I wanted to persuade the General that the crapulent major was no spy, but it would hardly do to disinfect him of the idea with which I had infected him in the first place. More than this, I knew I had to prove to the General that I could correct my ostensible mistake, and that I could be a man of action. Not doing something was not an option, as the General’s demeanor made clear to me at our next meeting the following week. He deserves it, the General said, disagreeably obsessed with the indelible stain of guilt he saw stamped on the major’s forehead, that tiny handprint of the major’s doomed mortality left there by me. But take your time. I’m in no rush. Operations should be performed patiently and painstakingly. He affirmed this in a storeroom that channeled the dispassionate atmosphere of a war room, the walls newly decorated with maps showing our sinuous, narrow-waisted homeland in all its splendor or its parts, each suffocating behind plastic sheeting, red markers dangling on strings next to them. Better to do it well and slowly than quickly and poorly, he said. Yes, sir, I said. What I had in mind was—
No need to bore me with details. Just let me know when it’s done.

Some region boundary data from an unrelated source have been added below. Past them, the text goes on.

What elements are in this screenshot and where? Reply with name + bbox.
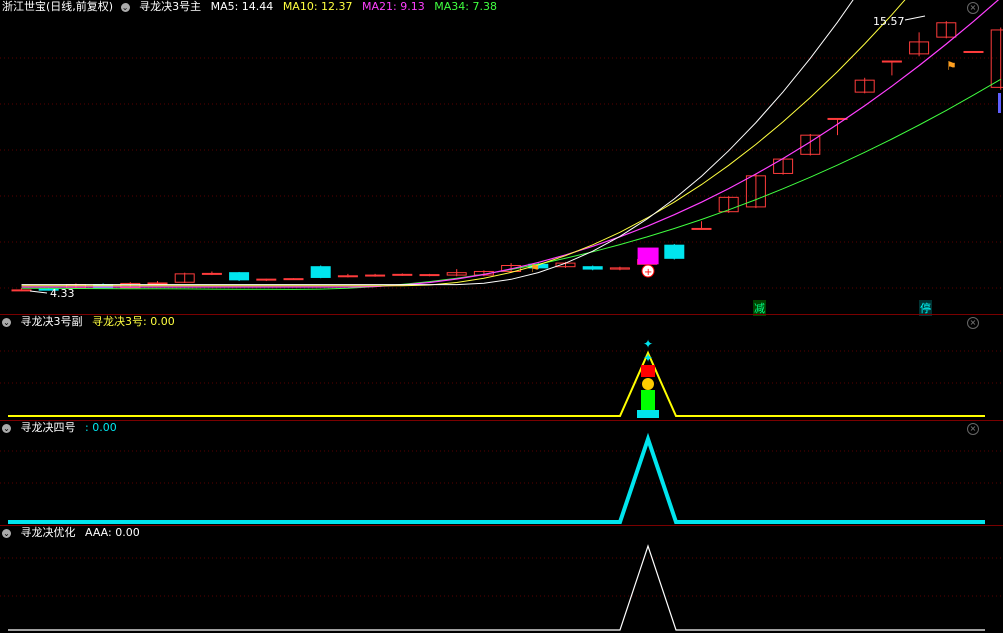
red-block bbox=[641, 365, 655, 377]
candle-body bbox=[256, 278, 277, 281]
buy-marker-plus: + bbox=[644, 267, 652, 278]
scroll-marker bbox=[998, 93, 1001, 113]
candle-body bbox=[283, 278, 304, 281]
candle-body bbox=[337, 275, 358, 278]
low-pointer bbox=[29, 290, 48, 294]
ma34-line bbox=[21, 78, 1001, 290]
xld3-line bbox=[8, 350, 985, 417]
candle-body bbox=[582, 266, 603, 270]
candle-body bbox=[310, 266, 331, 278]
candle-body bbox=[963, 50, 984, 53]
candle-body bbox=[229, 272, 250, 281]
runner-icon: ⚑ bbox=[946, 59, 957, 73]
high-price-label: 15.57 bbox=[873, 15, 905, 28]
money-bag-icon bbox=[642, 378, 654, 390]
panel2-chart: ✦✦ bbox=[0, 337, 1003, 418]
low-price-label: 4.33 bbox=[50, 287, 75, 300]
high-pointer bbox=[904, 15, 926, 21]
sub-panel-xld4[interactable]: ⌄ 寻龙决四号 : 0.00 × bbox=[0, 421, 1003, 525]
aaa-line bbox=[8, 544, 985, 631]
candle-body bbox=[365, 274, 386, 277]
butterfly-icon: ✦ bbox=[643, 337, 653, 351]
signal-candle bbox=[637, 247, 659, 265]
candle-body bbox=[11, 289, 32, 292]
candle-body bbox=[201, 272, 222, 275]
butterfly-icon: ✦ bbox=[643, 351, 653, 365]
sub-panel-xld-opt[interactable]: ⌄ 寻龙决优化 AAA: 0.00 bbox=[0, 526, 1003, 633]
candle-body bbox=[147, 282, 168, 285]
candle-body bbox=[392, 273, 413, 276]
panel3-chart bbox=[0, 432, 1003, 524]
candle-body bbox=[691, 227, 712, 230]
ma21-line bbox=[21, 0, 1000, 288]
panel4-chart bbox=[0, 544, 1003, 631]
sub-panel-xld3-fu[interactable]: ⌄ 寻龙决3号副 寻龙决3号: 0.00 × ✦ ✦ bbox=[0, 315, 1003, 420]
main-chart-panel[interactable]: 浙江世宝(日线,前复权) ⌄ 寻龙决3号主 MA5: 14.44 MA10: 1… bbox=[0, 0, 1003, 316]
runner-icon: ⚑ bbox=[530, 262, 540, 275]
green-block bbox=[641, 390, 655, 410]
candle-body bbox=[881, 60, 902, 63]
candle-body bbox=[419, 274, 440, 277]
cyan-base-block bbox=[637, 410, 659, 418]
ma10-line bbox=[21, 0, 906, 287]
candlestick-chart[interactable]: + ⚑ ⚑ bbox=[0, 0, 1003, 314]
candle-body bbox=[990, 29, 1003, 88]
candle-body bbox=[664, 244, 685, 259]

So the major’s demise was written. Nothing was left me but to create a believable story where his death was neither my fault nor the General’s. I did not have to think very hard before the most obvious story came to me. What we had here was your usual American tragedy, only this time starring a hapless refugee.
Professor Hammer invited me to dinner the next Saturday night at his house, the occasion being Claude’s imminent return to Washington. The only other guest was the professor’s boyfriend, Stan, a doctoral student my own age at UCLA, writing his dissertation on the American literary expatriates of Paris. He had the white teeth and blond hair of a model in a toothpaste ad, where his role would be the young father of toothsome cherubs. The professor’s homosexuality had been mentioned to me by Claude before I matriculated at the college in ’63, because, Claude said, I just didn’t want you to be surprised. Never having known a homosexual, I had been curious to see how one behaved in his natural environment, which is to say the West, as the East apparently had no homosexuals. Much to my disappointment, Professor Hammer seemed no different from anyone else, aside from his acute intelligence and impeccable taste in all things, extending to Stan and the culinary arts.